Given everything we’ve discussed, you might conclude that it is almost infeasible to deploy a fully free LLM-based service.

But if you have billions of dollars and are in a race to become the de-facto player in the AI space, you might be tempted to release a free, unlimited-usage AI product.

OpenAI, Microsoft, and Google have this kind of money and ambition to win the AI race. As a result, we have ChatGPT with GPT3.5, Bing Chat, and Bard - AI apps that everyone can use as much as they want.

But AI is advancing very fast. Given the talent and investment, we can expect a steady reduction in infrastructure costs and model sizes, leading to basic intelligence becoming commoditized. An increasing number of products, like Perplexity and Cursor, are following ChatGPT’s pricing model - unlimited usage for a less powerful (and cheaper) LLM and a paid subscription for a better LLM with additional features.
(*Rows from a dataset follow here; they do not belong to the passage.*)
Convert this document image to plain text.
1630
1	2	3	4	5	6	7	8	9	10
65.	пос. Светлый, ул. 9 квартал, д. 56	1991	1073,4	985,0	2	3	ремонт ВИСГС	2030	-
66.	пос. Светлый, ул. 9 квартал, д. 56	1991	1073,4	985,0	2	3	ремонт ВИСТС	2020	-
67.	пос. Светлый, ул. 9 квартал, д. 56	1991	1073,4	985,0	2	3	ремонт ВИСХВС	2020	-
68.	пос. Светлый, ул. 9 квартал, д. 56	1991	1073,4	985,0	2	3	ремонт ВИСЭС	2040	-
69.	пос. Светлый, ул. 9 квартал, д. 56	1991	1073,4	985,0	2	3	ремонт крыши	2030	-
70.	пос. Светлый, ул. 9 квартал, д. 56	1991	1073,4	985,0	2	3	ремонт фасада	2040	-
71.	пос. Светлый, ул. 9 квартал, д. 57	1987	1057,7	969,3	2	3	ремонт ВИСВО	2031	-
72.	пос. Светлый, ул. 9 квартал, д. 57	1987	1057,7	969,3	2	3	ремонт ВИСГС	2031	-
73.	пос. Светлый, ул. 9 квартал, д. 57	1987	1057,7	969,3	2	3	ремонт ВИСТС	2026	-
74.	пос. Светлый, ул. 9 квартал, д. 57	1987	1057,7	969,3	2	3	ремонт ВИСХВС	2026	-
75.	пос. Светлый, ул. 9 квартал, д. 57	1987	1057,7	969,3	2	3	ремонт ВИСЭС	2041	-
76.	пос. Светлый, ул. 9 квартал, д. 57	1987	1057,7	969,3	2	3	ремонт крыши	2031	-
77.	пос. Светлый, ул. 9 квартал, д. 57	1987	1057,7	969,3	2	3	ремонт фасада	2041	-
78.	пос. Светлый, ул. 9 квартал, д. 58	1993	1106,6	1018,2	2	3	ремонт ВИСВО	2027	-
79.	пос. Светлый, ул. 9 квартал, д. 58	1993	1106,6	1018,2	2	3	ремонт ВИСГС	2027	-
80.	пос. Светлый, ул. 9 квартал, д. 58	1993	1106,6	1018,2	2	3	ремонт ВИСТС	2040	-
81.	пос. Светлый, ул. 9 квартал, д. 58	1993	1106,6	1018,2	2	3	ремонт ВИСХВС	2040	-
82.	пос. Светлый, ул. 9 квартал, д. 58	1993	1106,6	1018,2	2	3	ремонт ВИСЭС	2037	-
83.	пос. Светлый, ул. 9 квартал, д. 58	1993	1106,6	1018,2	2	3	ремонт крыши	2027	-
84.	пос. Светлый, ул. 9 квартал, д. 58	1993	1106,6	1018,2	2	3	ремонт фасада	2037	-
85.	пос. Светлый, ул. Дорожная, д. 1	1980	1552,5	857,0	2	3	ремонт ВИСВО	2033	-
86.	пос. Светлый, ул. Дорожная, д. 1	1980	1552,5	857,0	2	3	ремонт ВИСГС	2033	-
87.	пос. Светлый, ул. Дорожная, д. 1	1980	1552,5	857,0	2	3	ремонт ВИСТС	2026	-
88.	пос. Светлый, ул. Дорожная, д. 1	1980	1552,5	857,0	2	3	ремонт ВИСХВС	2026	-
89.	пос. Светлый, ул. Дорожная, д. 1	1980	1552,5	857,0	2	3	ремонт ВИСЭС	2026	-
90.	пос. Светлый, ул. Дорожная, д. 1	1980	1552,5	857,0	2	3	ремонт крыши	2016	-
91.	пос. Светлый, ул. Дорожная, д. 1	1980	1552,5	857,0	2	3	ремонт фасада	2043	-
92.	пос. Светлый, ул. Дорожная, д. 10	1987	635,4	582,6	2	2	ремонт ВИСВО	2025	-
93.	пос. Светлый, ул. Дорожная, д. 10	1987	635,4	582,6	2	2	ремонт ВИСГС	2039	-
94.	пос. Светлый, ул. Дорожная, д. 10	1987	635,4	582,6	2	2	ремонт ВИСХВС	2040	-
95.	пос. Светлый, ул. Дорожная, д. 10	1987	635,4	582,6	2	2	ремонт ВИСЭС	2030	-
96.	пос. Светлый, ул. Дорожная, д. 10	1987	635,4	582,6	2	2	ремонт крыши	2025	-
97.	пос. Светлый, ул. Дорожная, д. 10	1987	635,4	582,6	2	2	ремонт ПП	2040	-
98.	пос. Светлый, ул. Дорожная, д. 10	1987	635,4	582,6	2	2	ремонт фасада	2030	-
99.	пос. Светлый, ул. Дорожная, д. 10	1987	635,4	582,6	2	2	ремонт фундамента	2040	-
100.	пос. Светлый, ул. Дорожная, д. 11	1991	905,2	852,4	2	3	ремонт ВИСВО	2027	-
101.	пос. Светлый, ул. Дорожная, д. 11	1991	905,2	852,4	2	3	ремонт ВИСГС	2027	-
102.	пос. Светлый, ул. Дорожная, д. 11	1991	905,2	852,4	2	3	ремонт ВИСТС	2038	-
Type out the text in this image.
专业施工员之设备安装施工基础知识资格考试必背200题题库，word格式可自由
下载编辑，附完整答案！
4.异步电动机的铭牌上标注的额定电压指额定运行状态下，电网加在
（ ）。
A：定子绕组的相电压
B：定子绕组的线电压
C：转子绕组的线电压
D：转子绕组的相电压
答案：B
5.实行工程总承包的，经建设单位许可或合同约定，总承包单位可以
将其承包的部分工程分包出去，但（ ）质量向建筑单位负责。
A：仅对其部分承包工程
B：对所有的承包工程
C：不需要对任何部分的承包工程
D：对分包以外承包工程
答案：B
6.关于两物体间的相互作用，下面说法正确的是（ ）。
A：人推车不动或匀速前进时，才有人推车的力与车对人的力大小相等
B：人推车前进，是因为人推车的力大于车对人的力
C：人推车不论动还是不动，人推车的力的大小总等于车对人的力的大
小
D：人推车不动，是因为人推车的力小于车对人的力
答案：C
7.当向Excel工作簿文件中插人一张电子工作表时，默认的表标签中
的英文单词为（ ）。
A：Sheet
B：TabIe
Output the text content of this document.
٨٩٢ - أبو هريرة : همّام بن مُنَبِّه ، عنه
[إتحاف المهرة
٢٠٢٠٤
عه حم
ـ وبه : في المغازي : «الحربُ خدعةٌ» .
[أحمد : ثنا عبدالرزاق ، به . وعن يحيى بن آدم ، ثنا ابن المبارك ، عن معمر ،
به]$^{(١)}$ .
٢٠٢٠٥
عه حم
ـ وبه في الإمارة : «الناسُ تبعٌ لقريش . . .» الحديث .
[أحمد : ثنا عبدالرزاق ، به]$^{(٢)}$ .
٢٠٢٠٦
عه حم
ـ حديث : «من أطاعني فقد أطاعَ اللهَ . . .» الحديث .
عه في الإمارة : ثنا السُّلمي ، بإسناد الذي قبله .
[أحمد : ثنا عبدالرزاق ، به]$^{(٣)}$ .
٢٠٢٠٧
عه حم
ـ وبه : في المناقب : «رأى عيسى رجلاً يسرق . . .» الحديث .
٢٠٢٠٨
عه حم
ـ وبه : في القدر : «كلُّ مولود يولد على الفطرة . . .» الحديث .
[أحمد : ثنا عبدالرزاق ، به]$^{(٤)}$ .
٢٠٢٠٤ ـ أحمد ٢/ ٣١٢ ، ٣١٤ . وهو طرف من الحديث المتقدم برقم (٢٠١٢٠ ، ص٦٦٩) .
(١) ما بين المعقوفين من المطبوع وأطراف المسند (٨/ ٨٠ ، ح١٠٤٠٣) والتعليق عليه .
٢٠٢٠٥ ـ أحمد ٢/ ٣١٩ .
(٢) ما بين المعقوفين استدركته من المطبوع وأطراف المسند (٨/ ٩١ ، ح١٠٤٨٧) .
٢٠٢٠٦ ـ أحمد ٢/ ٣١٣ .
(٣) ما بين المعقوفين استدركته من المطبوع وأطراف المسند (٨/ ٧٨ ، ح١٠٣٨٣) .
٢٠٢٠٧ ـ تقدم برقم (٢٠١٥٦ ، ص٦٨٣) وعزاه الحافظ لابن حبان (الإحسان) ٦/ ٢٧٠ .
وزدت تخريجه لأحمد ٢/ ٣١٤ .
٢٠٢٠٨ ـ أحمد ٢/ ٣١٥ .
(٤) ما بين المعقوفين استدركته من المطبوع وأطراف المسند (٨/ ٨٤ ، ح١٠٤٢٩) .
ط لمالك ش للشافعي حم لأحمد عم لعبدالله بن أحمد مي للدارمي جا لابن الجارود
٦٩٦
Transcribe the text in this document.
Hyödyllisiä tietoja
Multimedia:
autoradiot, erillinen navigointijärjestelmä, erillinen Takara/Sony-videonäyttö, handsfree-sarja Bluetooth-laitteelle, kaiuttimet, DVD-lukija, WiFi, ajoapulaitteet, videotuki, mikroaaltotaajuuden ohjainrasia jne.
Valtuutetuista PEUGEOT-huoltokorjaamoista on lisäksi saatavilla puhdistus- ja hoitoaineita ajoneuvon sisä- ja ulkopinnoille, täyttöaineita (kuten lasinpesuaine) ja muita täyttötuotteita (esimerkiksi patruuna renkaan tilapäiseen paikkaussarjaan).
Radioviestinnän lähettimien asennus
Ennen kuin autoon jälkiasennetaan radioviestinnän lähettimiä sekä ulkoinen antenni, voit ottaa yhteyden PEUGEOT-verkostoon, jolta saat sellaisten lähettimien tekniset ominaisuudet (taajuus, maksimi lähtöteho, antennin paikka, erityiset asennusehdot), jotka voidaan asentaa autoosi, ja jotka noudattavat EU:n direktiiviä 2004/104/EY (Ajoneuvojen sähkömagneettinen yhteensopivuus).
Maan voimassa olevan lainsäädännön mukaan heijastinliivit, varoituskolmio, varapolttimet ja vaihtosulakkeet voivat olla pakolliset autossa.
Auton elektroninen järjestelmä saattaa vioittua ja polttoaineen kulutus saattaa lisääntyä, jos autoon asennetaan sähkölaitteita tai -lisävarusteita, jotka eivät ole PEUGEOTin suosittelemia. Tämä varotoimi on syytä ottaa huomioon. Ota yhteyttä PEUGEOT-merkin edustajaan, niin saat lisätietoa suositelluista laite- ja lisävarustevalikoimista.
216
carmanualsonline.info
A fully free product variant is sustainable only for teams that have money to burn, for now.

From a user experience point of view, well, we can’t ask for more!

Final Thoughts

There is no single answer to what is the best pricing model for an AI product. Each has clear upsides and downsides (apart from SaaS + BYOK, which has very few upsides - pls don’t use it!).

Eventually, the factors teams should consider are the nature of the product itself, the user profile (or profiles), and their runway and appetite for growth.

All of this being said, we are very early in the LLM software era. With new technology, comes new business models. We can and should expect innovation in pricing, especially with the AI agents coming into the mainstream foray soon. A few projects are emerging here and I’ll cover one of them very soon!